In other words, we need to recognize that as a nation, we grow slowly. Visionary leadership and creative followership is required at all levels of the culture, and it takes time for legislative and social change to penetrate conventional ways of thinking and working. And after all, we’re still within a century of the establishment of women’s right to choose anything without parental or husband’s consent!
Consider this: It was only 96 years ago that women earned the vote, 49 years ago that women’s right to use contraceptives without the consent of their husbands was established in all states, 44 years ago that sex-segregated help wanted ads were banned, 36 years ago that employment discrimination against pregnant women was banned, 11 years ago that states were mandated to support the Family Leave Act, and 5 years ago that the Lily Ledbetter Fair Pay Restoration Act realistically extended the time allowed to file a complaint for restorative remuneration for victims of pay discrimination. Women may have come a long way, but we have a long way to go for women’s rights leadership to penetrate the socioeconomic barriers in the workforce. (Read more: Women’s Rights Movement in the U.S.: Timeline of Events| Infoplease.com http://www.infoplease.com/spot/womenstimeline3.html#ixzz2vwiuUcuc )
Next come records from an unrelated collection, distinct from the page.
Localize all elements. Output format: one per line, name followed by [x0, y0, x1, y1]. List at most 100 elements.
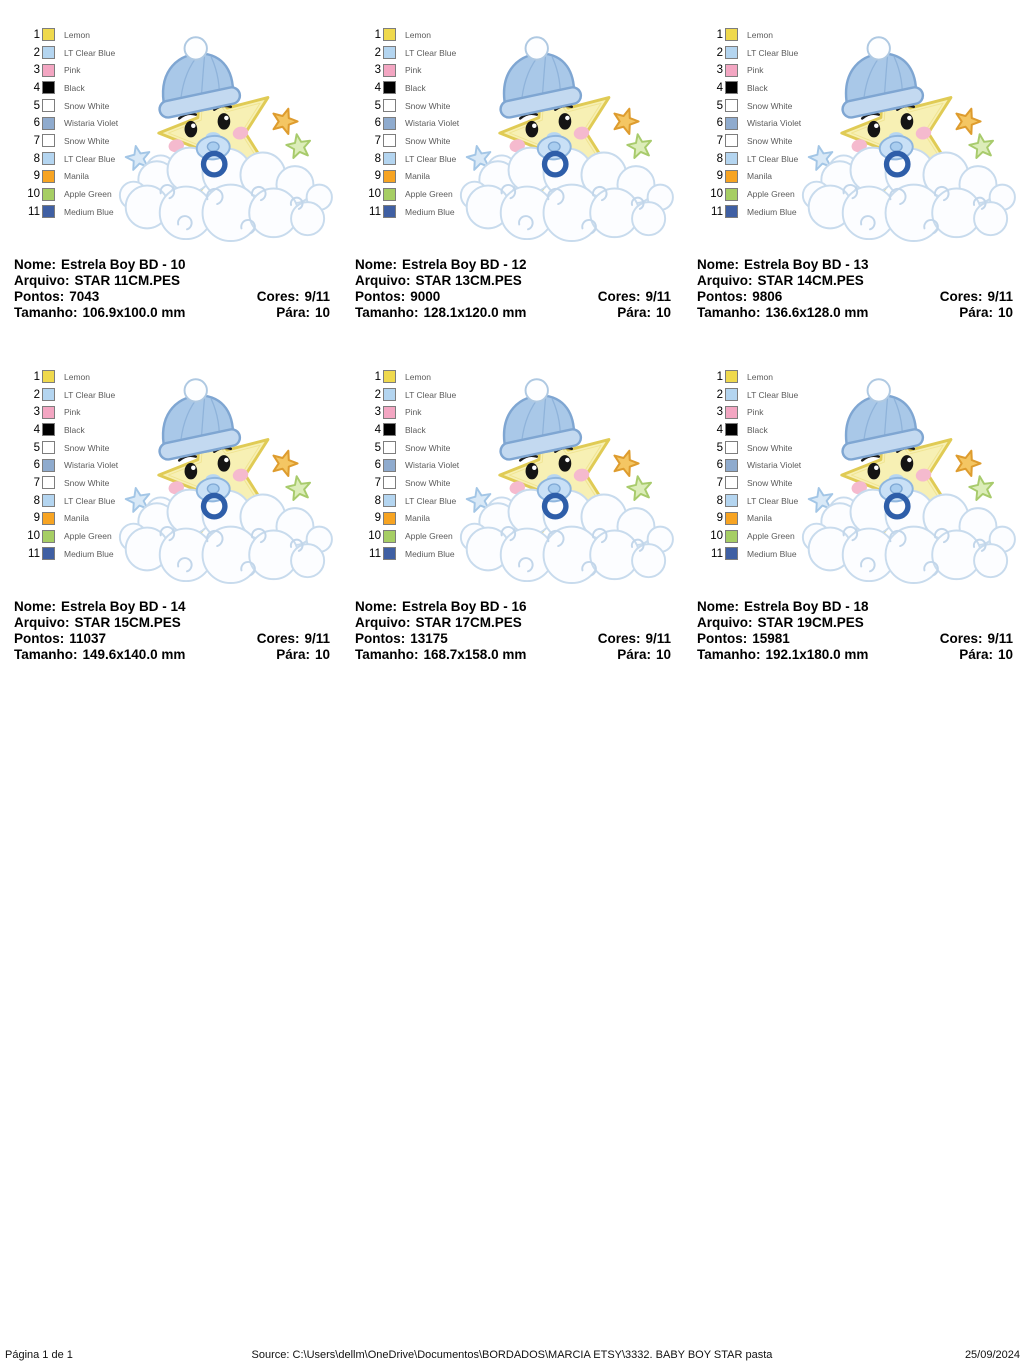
legend-row: 11 Medium Blue — [16, 203, 118, 221]
color-swatch — [383, 152, 396, 166]
color-swatch — [383, 458, 396, 472]
thread-number: 11 — [711, 205, 723, 218]
thread-number: 5 — [374, 441, 381, 454]
color-swatch — [383, 187, 396, 201]
color-name: Pink — [747, 407, 764, 418]
color-swatch — [42, 547, 55, 561]
thread-number: 10 — [27, 188, 40, 201]
thread-number: 7 — [716, 476, 723, 489]
color-name: Snow White — [64, 135, 110, 146]
design-size: 168.7x158.0 mm — [423, 647, 527, 662]
file-name: STAR 14CM.PES — [757, 273, 864, 288]
legend-row: 7 Snow White — [699, 474, 801, 492]
star-cloud-design-image — [451, 370, 675, 584]
color-name: Snow White — [747, 100, 793, 111]
design-size: 149.6x140.0 mm — [82, 647, 186, 662]
color-name: Apple Green — [64, 189, 112, 200]
arquivo-label: Arquivo: — [14, 615, 70, 630]
design-size: 106.9x100.0 mm — [82, 305, 186, 320]
color-name: Manila — [405, 171, 431, 182]
para-label: Pára: — [959, 305, 993, 320]
color-swatch — [383, 205, 396, 219]
legend-row: 9 Manila — [699, 168, 801, 186]
color-name: LT Clear Blue — [64, 495, 116, 506]
legend-row: 7 Snow White — [357, 132, 459, 150]
legend-row: 1 Lemon — [699, 26, 801, 44]
color-swatch — [725, 370, 738, 384]
color-swatch — [725, 511, 738, 525]
thread-number: 7 — [374, 476, 381, 489]
color-swatch — [725, 405, 738, 419]
thread-number: 5 — [33, 99, 40, 112]
legend-row: 2 LT Clear Blue — [16, 386, 118, 404]
color-name: Snow White — [747, 442, 793, 453]
color-swatch — [725, 99, 738, 113]
color-name: Lemon — [747, 371, 773, 382]
color-name: Medium Blue — [64, 206, 114, 217]
para-label: Pára: — [959, 647, 993, 662]
color-swatch — [383, 63, 396, 77]
color-name: Snow White — [405, 135, 451, 146]
color-name: Snow White — [64, 442, 110, 453]
legend-row: 11 Medium Blue — [699, 203, 801, 221]
legend-row: 1 Lemon — [699, 368, 801, 386]
legend-row: 9 Manila — [16, 510, 118, 528]
thread-number: 4 — [716, 81, 723, 94]
design-name: Estrela Boy BD - 16 — [402, 599, 527, 614]
color-swatch — [42, 46, 55, 60]
para-label: Pára: — [276, 305, 310, 320]
legend-row: 10 Apple Green — [699, 527, 801, 545]
legend-row: 5 Snow White — [699, 439, 801, 457]
legend-row: 10 Apple Green — [16, 527, 118, 545]
color-name: LT Clear Blue — [747, 47, 799, 58]
color-name: Medium Blue — [405, 548, 455, 559]
color-name: Apple Green — [405, 189, 453, 200]
legend-row: 2 LT Clear Blue — [699, 386, 801, 404]
design-name: Estrela Boy BD - 14 — [61, 599, 186, 614]
star-cloud-design-image — [110, 370, 334, 584]
thread-number: 5 — [33, 441, 40, 454]
legend-row: 10 Apple Green — [357, 185, 459, 203]
legend-row: 5 Snow White — [357, 439, 459, 457]
color-name: Black — [747, 82, 768, 93]
design-name: Estrela Boy BD - 13 — [744, 257, 869, 272]
color-name: Lemon — [747, 29, 773, 40]
thread-number: 11 — [711, 547, 723, 560]
color-swatch — [725, 28, 738, 42]
color-name: LT Clear Blue — [64, 153, 116, 164]
color-name: Manila — [747, 513, 773, 524]
thread-number: 9 — [374, 512, 381, 525]
thread-number: 3 — [716, 406, 723, 419]
color-swatch — [42, 205, 55, 219]
legend-row: 10 Apple Green — [16, 185, 118, 203]
file-name: STAR 17CM.PES — [415, 615, 522, 630]
thread-number: 8 — [374, 152, 381, 165]
color-name: Medium Blue — [747, 206, 797, 217]
legend-row: 5 Snow White — [16, 97, 118, 115]
thread-number: 3 — [33, 64, 40, 77]
thread-number: 4 — [33, 423, 40, 436]
legend-row: 6 Wistaria Violet — [699, 456, 801, 474]
design-name: Estrela Boy BD - 12 — [402, 257, 527, 272]
legend-row: 2 LT Clear Blue — [16, 44, 118, 62]
color-swatch — [383, 370, 396, 384]
legend-row: 7 Snow White — [16, 474, 118, 492]
legend-row: 4 Black — [357, 79, 459, 97]
stitch-count: 9806 — [752, 289, 783, 304]
stops-count: 10 — [997, 305, 1013, 320]
color-name: Snow White — [405, 100, 451, 111]
design-info: Nome: Estrela Boy BD - 16 Arquivo: STAR 17… — [355, 599, 671, 663]
thread-number: 8 — [716, 494, 723, 507]
cores-label: Cores: — [597, 631, 641, 646]
color-swatch — [725, 63, 738, 77]
color-swatch — [42, 388, 55, 402]
color-swatch — [42, 116, 55, 130]
color-swatch — [383, 134, 396, 148]
color-name: Apple Green — [405, 531, 453, 542]
legend-row: 9 Manila — [16, 168, 118, 186]
thread-number: 6 — [716, 459, 723, 472]
thread-number: 1 — [716, 370, 723, 383]
color-name: Pink — [405, 65, 422, 76]
color-name: Apple Green — [747, 531, 795, 542]
design-info: Nome: Estrela Boy BD - 13 Arquivo: STAR 14… — [697, 257, 1013, 321]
Brooks reports: “Out of the 45 countries examined, the United States ranks in the bottom 10 for the percentage of women in senior management positions, with women occupying just 22 percent of senior roles, a study from the Grant Thornton International Business Report found. Although that represents a slight increase from last year’s 20 percent, it’s well behind countries such as Russia, Indonesia, Latvia and the Philippines, all of which have more than 40 percent of women in such positions.
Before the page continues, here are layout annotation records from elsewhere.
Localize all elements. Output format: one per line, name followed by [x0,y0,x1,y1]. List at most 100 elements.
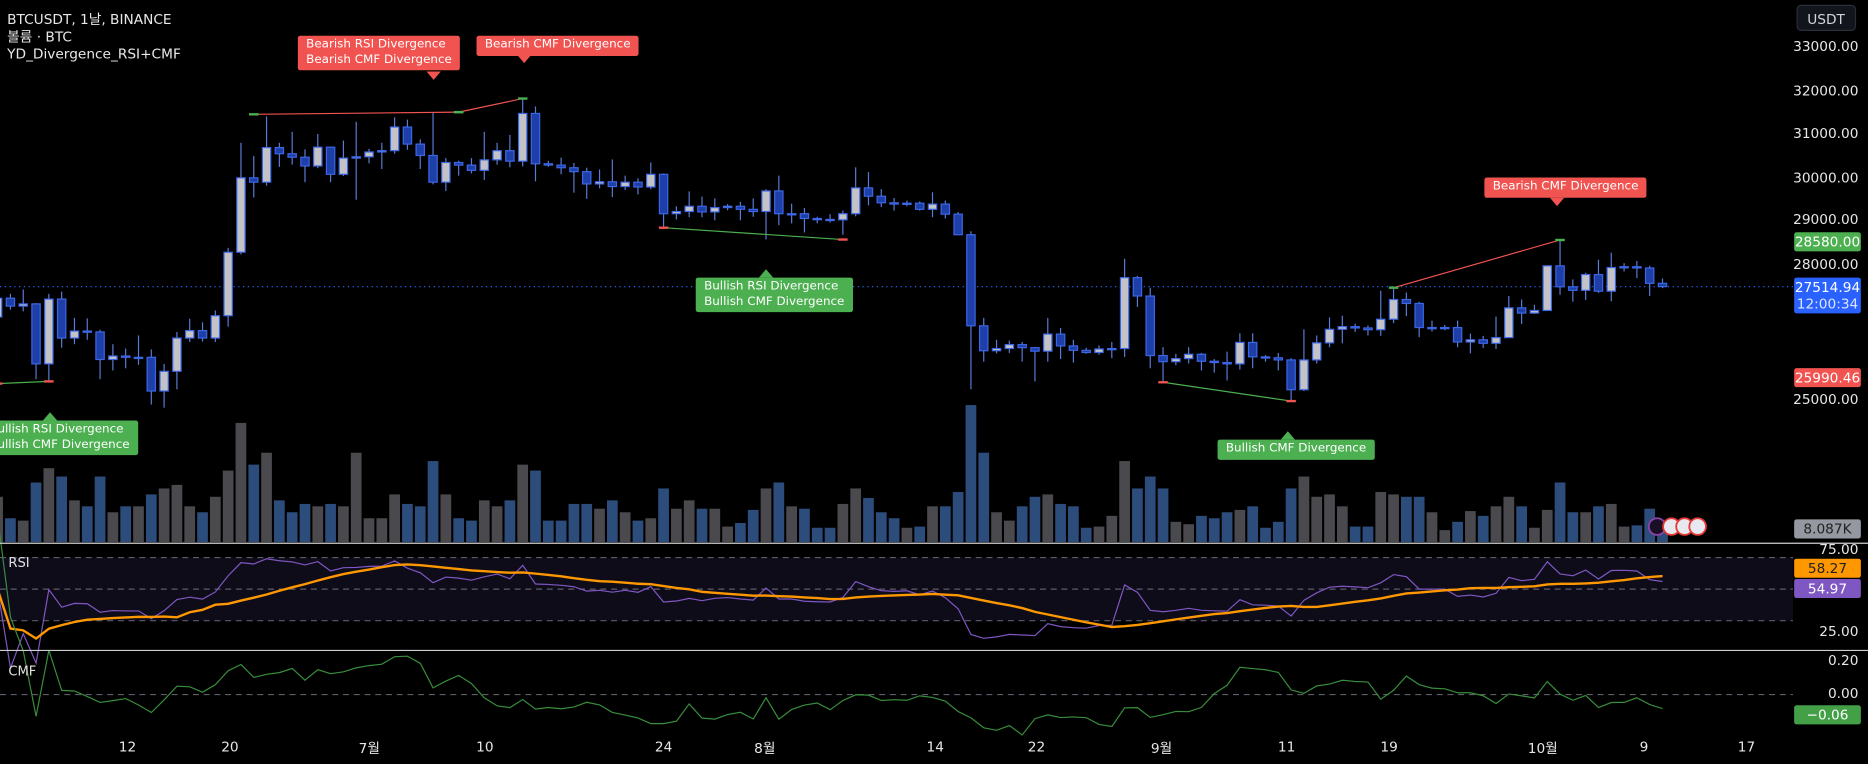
volume-bar [991,512,1002,543]
volume-bar [1362,526,1374,543]
candle-body [1030,347,1040,352]
volume-bar [1605,503,1617,543]
candle-body [1119,277,1130,350]
candle-body [658,173,669,215]
divergence-line [663,227,843,241]
candle-body [530,112,541,165]
volume-bar [235,422,247,543]
cmf-tick: 0.00 [1827,685,1859,702]
label-line: Bullish RSI Divergence [0,422,124,437]
volume-bar [43,468,55,543]
candle-body [953,213,963,236]
symbol-title[interactable]: BTCUSDT, 1날, BINANCE [7,10,172,28]
candle-body [927,203,938,210]
rsi-tick: 25.00 [1819,623,1859,640]
volume-bar [1349,526,1361,543]
volume-bar [888,518,900,543]
volume-bar [837,503,849,543]
volume-bar [94,476,106,543]
cmf-pane-title[interactable]: CMF [8,663,37,680]
candle-body [1068,345,1079,351]
rsi-pane-title[interactable]: RSI [8,555,30,571]
candle-body [1094,348,1104,354]
candle-body [786,213,797,216]
candle-body [44,298,54,365]
volume-bar [1170,521,1182,543]
candle-body [799,213,810,220]
candle-body [1017,344,1027,349]
indicator-legend[interactable]: YD_Divergence_RSI+CMF [7,45,181,62]
volume-bar [197,512,208,543]
cmf-line [0,531,1663,736]
volume-bar [1503,496,1515,543]
volume-bar [1375,492,1387,543]
candle-body [1555,265,1565,288]
volume-bar [568,503,580,543]
volume-bar [1132,488,1143,543]
volume-bar [1221,512,1233,543]
label-pointer [42,412,58,421]
candle-body [620,181,630,188]
volume-bar [145,494,157,543]
us-flag-icon[interactable] [1688,517,1707,536]
candle-body [774,190,784,215]
volume-bar [1477,515,1489,543]
candle-body [210,315,221,339]
volume-bar [811,527,823,543]
candle-body [722,205,733,209]
volume-bar [1311,496,1323,543]
volume-bar [1068,506,1079,543]
candle-body [1388,298,1399,320]
volume-bar [389,494,400,543]
volume-bar [427,461,439,543]
candle-body [1260,356,1271,359]
volume-bar [1260,527,1271,543]
volume-bar [1285,488,1297,543]
candles [0,98,1668,408]
event-icons[interactable] [1647,517,1707,536]
candle-body [1247,341,1258,358]
volume-bar [1618,526,1630,543]
candle-body [377,150,387,153]
candle-body [569,167,579,173]
volume-bar [1093,526,1105,543]
volume-bar [1593,506,1604,543]
time-tick: 7월 [358,739,380,757]
divergence-label-bearish: Bearish CMF Divergence [1484,177,1647,198]
chart-legend[interactable]: BTCUSDT, 1날, BINANCE 볼륨 · BTC YD_Diverge… [7,11,181,63]
volume-bar [158,488,170,543]
volume-bar [1336,506,1348,543]
divergence-line [1162,381,1292,402]
volume-bar [1388,494,1399,543]
candle-body [1171,358,1181,363]
volume-bar [338,506,349,543]
label-pointer [1549,197,1565,207]
candle-body [940,203,951,215]
volume-bar [632,520,644,543]
volume-bar [1554,482,1566,543]
volume-bar [901,527,913,543]
volume-badge: 8.087K [1794,519,1861,539]
candle-body [1132,277,1143,297]
label-line: Bullish CMF Divergence [1225,441,1367,456]
candle-body [1311,342,1322,361]
currency-unit-button[interactable]: USDT [1796,4,1857,31]
candle-body [364,151,374,158]
divergence-line [0,380,49,385]
volume-bar [722,526,733,543]
candle-body [1657,282,1668,288]
volume-bar [325,503,336,543]
volume-bar [17,520,29,543]
candle-body [850,187,861,215]
candle-body [479,159,490,171]
volume-bar [683,500,695,543]
time-tick: 24 [654,738,673,756]
volume-bar [1516,506,1527,543]
candle-body [31,303,41,365]
label-line: Bullish CMF Divergence [704,294,845,308]
candle-body [1580,273,1591,291]
volume-legend[interactable]: 볼륨 · BTC [7,27,72,45]
time-tick: 17 [1737,738,1756,756]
Brooks quotes Erica O’Malley, Grant Thornton’s national managing partner of diversity and inclusion, who says: “It’s no longer feasible for U.S. businesses to adopt a sit-and-wait policy when it comes to promoting women to senior management roles, particularly when so many other nations — developed and emerging — are more rapidly realizing the benefits of diverse senior leadership,”
It’s worth looking at this year’s complete rankings to see how far behind we really are.
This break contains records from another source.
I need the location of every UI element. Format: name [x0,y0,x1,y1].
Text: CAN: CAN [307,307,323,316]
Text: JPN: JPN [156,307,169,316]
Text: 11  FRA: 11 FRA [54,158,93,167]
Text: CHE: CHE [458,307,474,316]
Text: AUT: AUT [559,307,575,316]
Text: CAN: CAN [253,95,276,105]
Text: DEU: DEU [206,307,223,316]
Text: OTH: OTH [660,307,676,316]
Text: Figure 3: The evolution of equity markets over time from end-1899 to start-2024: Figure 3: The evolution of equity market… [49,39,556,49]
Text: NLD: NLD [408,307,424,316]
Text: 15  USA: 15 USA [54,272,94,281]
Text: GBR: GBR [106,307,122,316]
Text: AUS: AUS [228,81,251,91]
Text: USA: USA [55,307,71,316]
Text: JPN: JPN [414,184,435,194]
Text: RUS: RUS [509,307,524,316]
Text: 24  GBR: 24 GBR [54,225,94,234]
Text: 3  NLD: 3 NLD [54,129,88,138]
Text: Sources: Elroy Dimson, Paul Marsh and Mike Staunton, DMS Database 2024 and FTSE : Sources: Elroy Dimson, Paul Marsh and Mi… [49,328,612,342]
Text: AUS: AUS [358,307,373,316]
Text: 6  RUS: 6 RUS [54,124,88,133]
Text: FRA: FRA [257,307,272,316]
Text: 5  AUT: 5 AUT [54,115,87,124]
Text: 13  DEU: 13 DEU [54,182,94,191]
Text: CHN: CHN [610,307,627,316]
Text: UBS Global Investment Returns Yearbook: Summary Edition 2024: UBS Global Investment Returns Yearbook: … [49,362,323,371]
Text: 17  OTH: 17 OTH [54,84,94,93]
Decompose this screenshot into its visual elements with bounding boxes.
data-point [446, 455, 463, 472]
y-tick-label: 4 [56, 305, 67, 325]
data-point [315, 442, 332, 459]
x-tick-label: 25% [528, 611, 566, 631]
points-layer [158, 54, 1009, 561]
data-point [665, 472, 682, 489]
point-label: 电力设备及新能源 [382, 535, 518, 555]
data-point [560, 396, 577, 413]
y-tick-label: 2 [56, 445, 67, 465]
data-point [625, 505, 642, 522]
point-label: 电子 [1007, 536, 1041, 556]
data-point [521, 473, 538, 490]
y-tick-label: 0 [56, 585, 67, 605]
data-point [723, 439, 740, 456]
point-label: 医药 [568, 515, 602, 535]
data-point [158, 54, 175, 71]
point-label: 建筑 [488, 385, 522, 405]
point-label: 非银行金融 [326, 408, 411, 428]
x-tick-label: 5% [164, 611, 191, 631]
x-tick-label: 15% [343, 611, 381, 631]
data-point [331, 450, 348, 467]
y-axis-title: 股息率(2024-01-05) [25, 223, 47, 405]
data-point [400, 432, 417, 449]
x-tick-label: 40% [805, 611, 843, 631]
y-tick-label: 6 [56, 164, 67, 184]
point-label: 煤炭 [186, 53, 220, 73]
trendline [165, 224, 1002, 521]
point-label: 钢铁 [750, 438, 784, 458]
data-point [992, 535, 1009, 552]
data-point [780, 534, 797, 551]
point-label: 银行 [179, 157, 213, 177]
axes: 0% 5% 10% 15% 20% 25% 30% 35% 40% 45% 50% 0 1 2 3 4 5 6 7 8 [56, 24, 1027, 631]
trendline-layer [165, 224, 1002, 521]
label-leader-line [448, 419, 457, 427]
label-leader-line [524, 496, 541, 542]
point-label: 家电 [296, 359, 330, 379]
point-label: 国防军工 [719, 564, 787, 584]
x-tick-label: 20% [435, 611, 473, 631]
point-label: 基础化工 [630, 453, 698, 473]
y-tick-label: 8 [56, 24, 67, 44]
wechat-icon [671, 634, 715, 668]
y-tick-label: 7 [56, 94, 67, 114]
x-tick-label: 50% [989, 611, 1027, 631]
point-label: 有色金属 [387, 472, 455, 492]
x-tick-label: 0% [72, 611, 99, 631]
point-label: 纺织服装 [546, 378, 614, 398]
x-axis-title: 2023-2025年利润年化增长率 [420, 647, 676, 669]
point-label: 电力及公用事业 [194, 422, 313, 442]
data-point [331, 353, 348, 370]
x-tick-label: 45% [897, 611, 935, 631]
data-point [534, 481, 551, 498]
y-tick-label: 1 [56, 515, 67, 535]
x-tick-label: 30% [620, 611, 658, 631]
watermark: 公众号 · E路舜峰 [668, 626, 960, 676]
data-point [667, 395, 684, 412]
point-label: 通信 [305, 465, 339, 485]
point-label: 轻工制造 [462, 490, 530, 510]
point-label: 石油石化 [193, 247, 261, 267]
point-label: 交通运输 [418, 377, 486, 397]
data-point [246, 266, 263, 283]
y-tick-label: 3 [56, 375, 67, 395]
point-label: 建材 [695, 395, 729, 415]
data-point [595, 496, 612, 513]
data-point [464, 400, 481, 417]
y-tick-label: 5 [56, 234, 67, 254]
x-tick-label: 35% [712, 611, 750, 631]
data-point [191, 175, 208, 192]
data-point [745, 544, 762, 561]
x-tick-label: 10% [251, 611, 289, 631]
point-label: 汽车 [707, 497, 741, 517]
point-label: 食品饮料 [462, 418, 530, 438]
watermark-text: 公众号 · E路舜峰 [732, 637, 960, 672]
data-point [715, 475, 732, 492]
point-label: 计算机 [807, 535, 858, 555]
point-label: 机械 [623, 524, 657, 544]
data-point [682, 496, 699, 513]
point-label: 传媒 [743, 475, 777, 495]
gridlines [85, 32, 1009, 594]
THE TOP COUNTRIES: Russia – 43 percent; Indonesia – 41 percent (tie); Latvia – 41 percent (tie); Philippines – 40 percent; Lithuania – 39 percent; China (mainland) – 38 percent; Thailand – 38 percent; Estonia – 37 percent; Armenia – 35 percent; Georgia – 35 percent; Peru – 35 percent; Poland – 34 percent; Hong Kong – 33 percent; Botswana – 32 percent; New Zealand – 31 percent; Belgium – 30 percent; Chile – 30 percent; Italy – 30 percent.
THE BOTTOM COUNTRIES: Finland – 29 percent; Greece – 29 percent; Mexico – 28 percent; South Africa – 26 percent; Sweden – 26 percent; Taiwan – 26 percent; Vietnam – 26 percent; Argentina – 25 percent; Malaysia – 25 percent; Turkey – 25 percent; France – 24 percent; Norway – 24 percent; Canada – 23 percent; Ireland – 23 percent; Singapore – 23 percent; Australia – 22 percent; Brazil – 22 percent; Spain – 22 percent; United States – 22 percent; United Kingdom – 20 percent; Denmark – 14 percent; Germany – 14 percent; India – 14 percent; United Aram Emirates – 14 percent; Switzerland – 13 percent; Netherlands – 10 percent;Japan – 9 percent.
It is remarkable how many so-called developed countries rank below 30%, and even below 15% in inclusion. It would be fascinating to study the cultural forces that keep women below the glass ceiling in these nations, and compare the causes.
According to the study, “part of the reason for the U.S.’ low ranking is that many companies aren’t hiring nearly as many women recent college graduates: 20 percent of U.S. businesses said less than 10 percent of their new graduate hires are women, the study found. Moreover, the vast majority of organizations worldwide aren’t taking the time to train women for leadership roles. Only 11 percent of businesses globally have a program to support and mentor women, with 70 percent of companies not even considering starting such programs.”
These are sobering statistics, worthy of future study. How about some stories to start with, experiences and thoughts from the salt mines of leadership development and the business world — what do you think is keeping women out of senior leadership roles in business in the US? And what might change that limitation into an opportunity?